In the gaming world, Valve unveiled 13 new consoles made with its SteamOS, which vary a lot in price and form, from Maingear’s 4-inch-by-4-inch Spark to larger, more console-sized offerings from and Alternate. Prices. Some companies, such as Alienware, say that they’ll keep the price competitive with the PlayStation 4 and Xbox One, and some of the boxes are in the $499 to $599 range. Others are more competitive with high-end gaming PCs; Falcon Northwest says that its line of Steamboxes tops out at $6,000. The consoles bring all of the games on Valve’s Steam platform to the living room, and carry elements of that system’s navigation and user interface. They also work with Valve’s controller, which has two thumb trackpads and allows players to customize each button’s function to their own preference.

Valve chief executive Gabe Newell was on hand to give a quick rundown of Valve’s vision for the Steambox -- to give PC gamers an easy way to play in the living room -- and to drop a couple of impressive statistics about the company’s growth. Newell said that he’s not too worried about Valve’s ability to compete with major consoles from Sony and Microsoft, which recently announced that it has sold 3 million Xbox One consoles.

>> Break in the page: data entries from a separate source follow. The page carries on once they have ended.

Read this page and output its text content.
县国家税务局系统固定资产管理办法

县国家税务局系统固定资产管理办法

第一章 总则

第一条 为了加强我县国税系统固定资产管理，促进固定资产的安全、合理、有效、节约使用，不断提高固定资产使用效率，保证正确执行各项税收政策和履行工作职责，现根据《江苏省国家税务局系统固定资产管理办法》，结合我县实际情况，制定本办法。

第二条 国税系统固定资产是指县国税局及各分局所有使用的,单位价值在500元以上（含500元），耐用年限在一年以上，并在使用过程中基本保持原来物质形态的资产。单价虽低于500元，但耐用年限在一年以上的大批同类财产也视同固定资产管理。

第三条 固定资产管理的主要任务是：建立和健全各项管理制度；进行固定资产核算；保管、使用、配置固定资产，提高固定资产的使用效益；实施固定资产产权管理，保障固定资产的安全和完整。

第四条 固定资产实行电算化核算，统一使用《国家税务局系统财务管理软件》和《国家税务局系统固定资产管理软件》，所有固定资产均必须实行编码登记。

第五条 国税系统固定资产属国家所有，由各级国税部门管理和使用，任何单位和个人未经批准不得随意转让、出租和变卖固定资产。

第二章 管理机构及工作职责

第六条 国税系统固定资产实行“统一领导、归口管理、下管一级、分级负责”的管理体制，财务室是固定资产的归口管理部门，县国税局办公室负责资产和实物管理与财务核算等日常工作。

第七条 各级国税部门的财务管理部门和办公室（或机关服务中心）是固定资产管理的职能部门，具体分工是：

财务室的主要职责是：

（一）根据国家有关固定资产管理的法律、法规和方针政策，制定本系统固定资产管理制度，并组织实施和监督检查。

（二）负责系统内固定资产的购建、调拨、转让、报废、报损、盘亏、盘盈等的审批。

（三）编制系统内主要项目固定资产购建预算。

“It’d take a while for them to catch up,” he said. “I mean, we’re at 65 million.” Newell also told press members that one of Valve’s biggest titles, “Defense of the Ancients 2,” is now more popular than “Monday Night Football.”

While there was a lot of top tech news coming out of CES on Monday night, all was sadly not well on the social scene -- T-Mobile’s outspoken chief executive John Legere was apparently escorted out of an AT&T party for developers at the Palms Casino Resort. T-Mobile and AT&T have been in fierce competition since their proposed merger deal broke up two years ago. AT&T even launched a program to pay consumers to switch from T-Mobile last week. (T-Mobile is expected to launch a similar program at its conference Wednesday.)

Legere re-tweeted a handful of tweets reporting the news and said that his aim in crashing the party was just to hear the musical guest, Macklemore and Ryan Lewis.